La CENCO s’oppose fermement à un éventuel troisième mandat de Félix Tshisekedi en RDC
En République démocratique du Congo, la Conférence épiscopale nationale du Congo (CENCO) a lancé un avertissement solennel contre toute initiative politique visant à permettre un troisième mandat au président Félix Tshisekedi. À l’issue d’une assemblée plénière extraordinaire organisée à Goma, les évêques catholiques ont exprimé leur vive préoccupation face aux velléités de révision constitutionnelle.
La Constitution de 2006 comme rempart démocratique
Les prélats insistent sur la nécessité absolue de respecter la Loi fondamentale, en particulier les clauses limitant le nombre de mandats présidentiels. Pour la CENCO, toucher à ces dispositions reviendrait à fragiliser l’équilibre des institutions et à rompre le pacte républicain qui lie les citoyens. Le secrétariat général de l’organisation a rappelé que la stabilité de la République démocratique du Congo dépend du respect des engagements pris devant la Nation et devant Dieu.

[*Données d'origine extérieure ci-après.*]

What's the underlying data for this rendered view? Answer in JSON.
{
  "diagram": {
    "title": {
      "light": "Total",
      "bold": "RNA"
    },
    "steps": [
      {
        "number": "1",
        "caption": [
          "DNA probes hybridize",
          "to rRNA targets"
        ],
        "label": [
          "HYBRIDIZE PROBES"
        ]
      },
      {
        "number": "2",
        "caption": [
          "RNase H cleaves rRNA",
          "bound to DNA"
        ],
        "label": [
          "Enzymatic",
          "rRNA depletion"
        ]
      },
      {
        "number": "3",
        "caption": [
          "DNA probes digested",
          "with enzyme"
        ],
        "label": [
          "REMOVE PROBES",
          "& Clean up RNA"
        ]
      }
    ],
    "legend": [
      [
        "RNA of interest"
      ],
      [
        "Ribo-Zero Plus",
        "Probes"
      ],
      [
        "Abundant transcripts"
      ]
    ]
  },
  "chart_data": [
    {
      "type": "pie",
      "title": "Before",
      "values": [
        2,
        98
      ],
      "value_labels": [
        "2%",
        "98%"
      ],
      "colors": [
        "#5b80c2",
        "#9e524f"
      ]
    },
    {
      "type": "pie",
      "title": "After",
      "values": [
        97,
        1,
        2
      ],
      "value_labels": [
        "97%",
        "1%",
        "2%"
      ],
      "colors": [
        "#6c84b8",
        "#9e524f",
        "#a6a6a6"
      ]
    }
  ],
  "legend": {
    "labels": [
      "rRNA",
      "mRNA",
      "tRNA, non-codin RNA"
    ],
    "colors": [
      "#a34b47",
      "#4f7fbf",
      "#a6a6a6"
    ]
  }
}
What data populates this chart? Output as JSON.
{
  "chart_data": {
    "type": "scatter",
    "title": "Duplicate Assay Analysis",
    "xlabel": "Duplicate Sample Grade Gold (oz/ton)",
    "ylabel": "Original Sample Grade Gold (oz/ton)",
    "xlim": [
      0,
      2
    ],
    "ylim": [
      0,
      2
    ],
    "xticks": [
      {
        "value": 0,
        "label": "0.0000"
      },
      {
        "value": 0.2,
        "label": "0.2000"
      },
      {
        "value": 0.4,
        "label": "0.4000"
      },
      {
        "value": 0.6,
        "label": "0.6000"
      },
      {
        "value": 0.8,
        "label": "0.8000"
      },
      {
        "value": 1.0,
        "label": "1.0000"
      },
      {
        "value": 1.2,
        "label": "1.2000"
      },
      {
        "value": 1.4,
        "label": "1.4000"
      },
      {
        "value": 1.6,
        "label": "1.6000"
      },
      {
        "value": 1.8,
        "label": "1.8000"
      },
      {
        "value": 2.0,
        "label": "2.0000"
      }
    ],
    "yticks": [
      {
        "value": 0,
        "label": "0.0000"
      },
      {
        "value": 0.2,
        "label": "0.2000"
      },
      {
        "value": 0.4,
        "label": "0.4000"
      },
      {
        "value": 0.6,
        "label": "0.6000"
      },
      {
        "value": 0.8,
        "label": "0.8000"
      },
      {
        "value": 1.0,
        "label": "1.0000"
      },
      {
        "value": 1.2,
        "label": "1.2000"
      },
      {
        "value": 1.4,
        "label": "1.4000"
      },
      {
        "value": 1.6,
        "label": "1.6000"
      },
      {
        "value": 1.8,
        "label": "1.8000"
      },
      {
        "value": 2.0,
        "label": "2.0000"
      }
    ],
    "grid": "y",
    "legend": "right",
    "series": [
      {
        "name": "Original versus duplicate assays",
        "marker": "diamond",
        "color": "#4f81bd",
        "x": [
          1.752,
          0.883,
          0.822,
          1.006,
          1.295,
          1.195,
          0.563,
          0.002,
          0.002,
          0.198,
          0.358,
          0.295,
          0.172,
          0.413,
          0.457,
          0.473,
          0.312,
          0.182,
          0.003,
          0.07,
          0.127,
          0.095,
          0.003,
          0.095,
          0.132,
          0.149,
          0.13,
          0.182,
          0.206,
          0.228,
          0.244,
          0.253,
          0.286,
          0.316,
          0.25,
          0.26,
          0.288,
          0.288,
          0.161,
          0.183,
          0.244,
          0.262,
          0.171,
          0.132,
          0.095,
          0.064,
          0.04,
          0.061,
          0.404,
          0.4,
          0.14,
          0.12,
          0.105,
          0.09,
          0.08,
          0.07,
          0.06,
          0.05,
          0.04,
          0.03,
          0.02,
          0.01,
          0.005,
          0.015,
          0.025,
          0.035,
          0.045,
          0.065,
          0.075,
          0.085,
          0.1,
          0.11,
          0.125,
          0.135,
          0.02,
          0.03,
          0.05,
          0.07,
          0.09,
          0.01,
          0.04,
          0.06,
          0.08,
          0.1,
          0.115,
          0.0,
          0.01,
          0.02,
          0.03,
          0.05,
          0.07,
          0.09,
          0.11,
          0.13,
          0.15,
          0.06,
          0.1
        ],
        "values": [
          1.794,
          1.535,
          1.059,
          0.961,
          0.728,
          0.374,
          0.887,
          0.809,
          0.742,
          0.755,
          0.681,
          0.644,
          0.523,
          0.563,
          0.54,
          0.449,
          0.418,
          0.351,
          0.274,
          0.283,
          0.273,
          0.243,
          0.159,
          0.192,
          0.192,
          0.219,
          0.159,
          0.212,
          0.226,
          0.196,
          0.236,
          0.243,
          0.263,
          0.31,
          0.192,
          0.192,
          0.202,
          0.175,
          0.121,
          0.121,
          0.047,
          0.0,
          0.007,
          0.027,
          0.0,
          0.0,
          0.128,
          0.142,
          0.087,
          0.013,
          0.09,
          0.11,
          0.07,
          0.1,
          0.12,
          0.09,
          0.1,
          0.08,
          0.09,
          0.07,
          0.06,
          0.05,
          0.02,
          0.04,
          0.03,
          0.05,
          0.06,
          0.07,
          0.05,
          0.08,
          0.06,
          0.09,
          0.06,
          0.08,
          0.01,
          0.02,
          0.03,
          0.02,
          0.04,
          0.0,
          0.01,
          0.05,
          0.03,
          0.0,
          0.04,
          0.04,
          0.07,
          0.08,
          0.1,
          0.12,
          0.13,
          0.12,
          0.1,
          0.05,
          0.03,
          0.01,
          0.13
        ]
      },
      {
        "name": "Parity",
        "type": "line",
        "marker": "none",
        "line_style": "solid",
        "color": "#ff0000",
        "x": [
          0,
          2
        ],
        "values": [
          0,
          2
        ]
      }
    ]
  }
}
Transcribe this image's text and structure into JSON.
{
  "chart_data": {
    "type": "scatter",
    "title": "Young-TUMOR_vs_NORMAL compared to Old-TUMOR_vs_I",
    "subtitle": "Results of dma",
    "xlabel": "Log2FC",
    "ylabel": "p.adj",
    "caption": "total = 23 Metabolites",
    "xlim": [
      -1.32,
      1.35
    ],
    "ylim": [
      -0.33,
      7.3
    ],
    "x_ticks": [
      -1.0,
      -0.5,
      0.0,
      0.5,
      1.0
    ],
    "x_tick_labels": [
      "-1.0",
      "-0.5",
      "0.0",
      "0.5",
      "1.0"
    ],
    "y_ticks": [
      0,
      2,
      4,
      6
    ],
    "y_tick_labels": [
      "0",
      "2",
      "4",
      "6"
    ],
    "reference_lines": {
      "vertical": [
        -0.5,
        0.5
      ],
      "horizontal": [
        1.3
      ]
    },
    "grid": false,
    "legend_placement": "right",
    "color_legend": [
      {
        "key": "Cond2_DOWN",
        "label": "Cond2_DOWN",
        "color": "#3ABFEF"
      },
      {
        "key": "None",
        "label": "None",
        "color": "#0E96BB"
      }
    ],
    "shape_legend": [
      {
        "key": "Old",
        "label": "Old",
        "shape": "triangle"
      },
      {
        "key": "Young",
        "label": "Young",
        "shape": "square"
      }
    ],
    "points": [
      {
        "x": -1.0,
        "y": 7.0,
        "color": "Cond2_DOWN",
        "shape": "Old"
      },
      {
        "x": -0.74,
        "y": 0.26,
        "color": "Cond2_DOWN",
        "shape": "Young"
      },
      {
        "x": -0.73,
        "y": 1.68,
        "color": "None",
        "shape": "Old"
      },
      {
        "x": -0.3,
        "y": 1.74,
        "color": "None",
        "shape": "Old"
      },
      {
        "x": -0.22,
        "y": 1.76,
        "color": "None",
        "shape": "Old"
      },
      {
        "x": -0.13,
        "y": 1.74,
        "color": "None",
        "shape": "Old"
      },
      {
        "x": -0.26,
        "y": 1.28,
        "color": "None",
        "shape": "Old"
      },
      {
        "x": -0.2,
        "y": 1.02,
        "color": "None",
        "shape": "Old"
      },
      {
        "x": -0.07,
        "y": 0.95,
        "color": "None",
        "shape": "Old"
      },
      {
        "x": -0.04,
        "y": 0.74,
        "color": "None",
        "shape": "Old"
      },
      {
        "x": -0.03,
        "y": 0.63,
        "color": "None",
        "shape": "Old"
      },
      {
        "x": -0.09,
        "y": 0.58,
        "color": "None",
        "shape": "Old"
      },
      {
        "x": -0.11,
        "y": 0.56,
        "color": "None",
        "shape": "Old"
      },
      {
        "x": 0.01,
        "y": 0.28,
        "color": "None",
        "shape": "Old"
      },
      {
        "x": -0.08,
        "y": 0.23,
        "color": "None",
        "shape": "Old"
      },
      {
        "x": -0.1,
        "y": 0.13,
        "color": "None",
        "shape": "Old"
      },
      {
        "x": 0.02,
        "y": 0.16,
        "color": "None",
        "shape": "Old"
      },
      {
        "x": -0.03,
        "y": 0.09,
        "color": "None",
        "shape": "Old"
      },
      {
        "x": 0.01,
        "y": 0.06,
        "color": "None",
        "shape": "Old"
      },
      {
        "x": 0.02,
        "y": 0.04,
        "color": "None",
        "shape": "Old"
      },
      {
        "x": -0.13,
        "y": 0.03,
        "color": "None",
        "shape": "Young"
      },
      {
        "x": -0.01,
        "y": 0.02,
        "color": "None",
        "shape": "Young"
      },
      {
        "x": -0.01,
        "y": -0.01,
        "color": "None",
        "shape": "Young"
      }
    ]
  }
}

Inquiétudes autour de la nouvelle loi sur le référendum
Le climat politique s’est alourdi suite à l’adoption par le Parlement d’un nouveau cadre législatif encadrant les référendums. L’église craint que cet outil ne serve de levier pour modifier des articles constitutionnels considérés comme intangibles. Bien que le camp présidentiel défende une volonté de renforcer la souveraineté populaire, les évêques y voient une menace directe pour la limitation de la durée et du nombre des mandats.
Cette prise de position fait suite aux déclarations ambiguës de Félix Tshisekedi en mai dernier à Kinshasa. Bien qu’il affirme ne pas avoir sollicité de rallonge, sa mention d’une possible réponse à la « volonté populaire » a ravivé les craintes d’un glissement électoral à l’horizon 2028. Actuellement, le chef de l’État achève son second mandat, le dernier autorisé par la législation actuelle.
Un appel à la vigilance nationale
La CENCO exhorte désormais les Congolais à rester mobilisés et à s’opposer, par des voies pacifiques et légales, à toute tentative de modification de l’ordre constitutionnel actuel. Le mandat présidentiel, strictement limité à deux exercices de cinq ans, demeure un pilier essentiel de la stabilité en République démocratique du Congo.
Alors que le pays se projette vers les échéances électorales de décembre 2028, l’implication de l’institution catholique dans ce débat confirme son rôle central de gardien des principes républicains face aux ambitions de la classe politique.